Cuts in musicians’ salaries are the order of the day, some voluntary — the BSO players to the tune of 12.5 percent in 2009 — others reluctantly, after difficult disputes. “The Saint Paul Chamber Orchestra locked their musicians out for six months,” says Michael Henson, CEO of the Minnesota Orchestra. “They were able to negotiate a contract with a 19 percent reduction in pay. Indianapolis locked their musicians out; they negotiated a 32 percent reduction. The Atlanta lockout, they negotiated an 18 percent settlement. A lockout doesn’t mean you can’t negotiate.”
Spring for Music’s reflection of cost-cutting is in its ticket prices: a flat $25 for any ticket in the house. The Baltimore Symphony Orchestra tried the same experiment in 2007-08 to counteract audience attrition. “It had a dramatic impact in attracting new people,” says Paul Meecham, the orchestra’s president and CEO. But few orchestras can afford to keep tiprices so low in a tough economic climate.

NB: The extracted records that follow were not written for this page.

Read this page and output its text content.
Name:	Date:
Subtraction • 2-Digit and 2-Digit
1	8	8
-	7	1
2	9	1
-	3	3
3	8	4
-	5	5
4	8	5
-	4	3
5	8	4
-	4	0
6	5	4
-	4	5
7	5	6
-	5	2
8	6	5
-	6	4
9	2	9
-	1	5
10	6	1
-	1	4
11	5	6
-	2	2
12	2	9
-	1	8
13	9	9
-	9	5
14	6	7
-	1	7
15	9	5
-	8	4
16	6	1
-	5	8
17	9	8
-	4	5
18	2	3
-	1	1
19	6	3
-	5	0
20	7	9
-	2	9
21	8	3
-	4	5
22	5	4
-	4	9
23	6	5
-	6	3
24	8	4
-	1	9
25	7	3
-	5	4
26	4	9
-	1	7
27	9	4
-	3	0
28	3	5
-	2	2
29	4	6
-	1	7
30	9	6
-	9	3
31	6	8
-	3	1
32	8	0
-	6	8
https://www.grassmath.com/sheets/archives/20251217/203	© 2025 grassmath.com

And neither, it turns out, can Spring for Music. The festival’s founders hoped that the idea would gain momentum and that another funder would step in after the initial seed money ran out. But like many innovations in the current climate, this good idea hasn’t proven economically viable. Even at $25, tickets for unusual, innovative programs by little-known orchestras are a hard sell — to audiences and potential funders. So next year, the festival’s fourth, will also be its last.
A new business model
Classical music no longer plays the same role in society that it did in, say, 1950, or even 1980, when Time magazine put Vladimir Horowitz on the cover. “Music has been marginalized from the central social and intellectual discourse,” says the Los Angeles Philharmonic’s Borda.
People are not as willing to commit to going to hear concert music 12 or 14 times a year, and today’s lifestyle is less compatible with subscribing to the orchestra every Thursday night or Saturday afternoon. The traditional subscription model has long been crumbling. Orchestras have to work harder to reach more people, and they are getting more new audiences as a result. Of the 66,000 households that bought tickets to the New York Philharmonic last year, 38,000 — more than half — were new to the database, says David Snead, the orchestra’s vice president of marketing and communications. “It turns out that on any given night, something like 20 percent of the audience is there for the first time,” Snead says, adding, “The problem isn’t getting them, the problem is keeping them.” In fact, orchestras are reaching a lot more people than they used to: In the 2011-12 season, the Philharmonic reached more than twice as many households as the 33,030 that bought tickets in 2003-04. But the actual number of tickets sold was nearly the same: Each ticket-buyer went less often. “We have a much larger, but less committed base of attendees than in the past,” Snead says.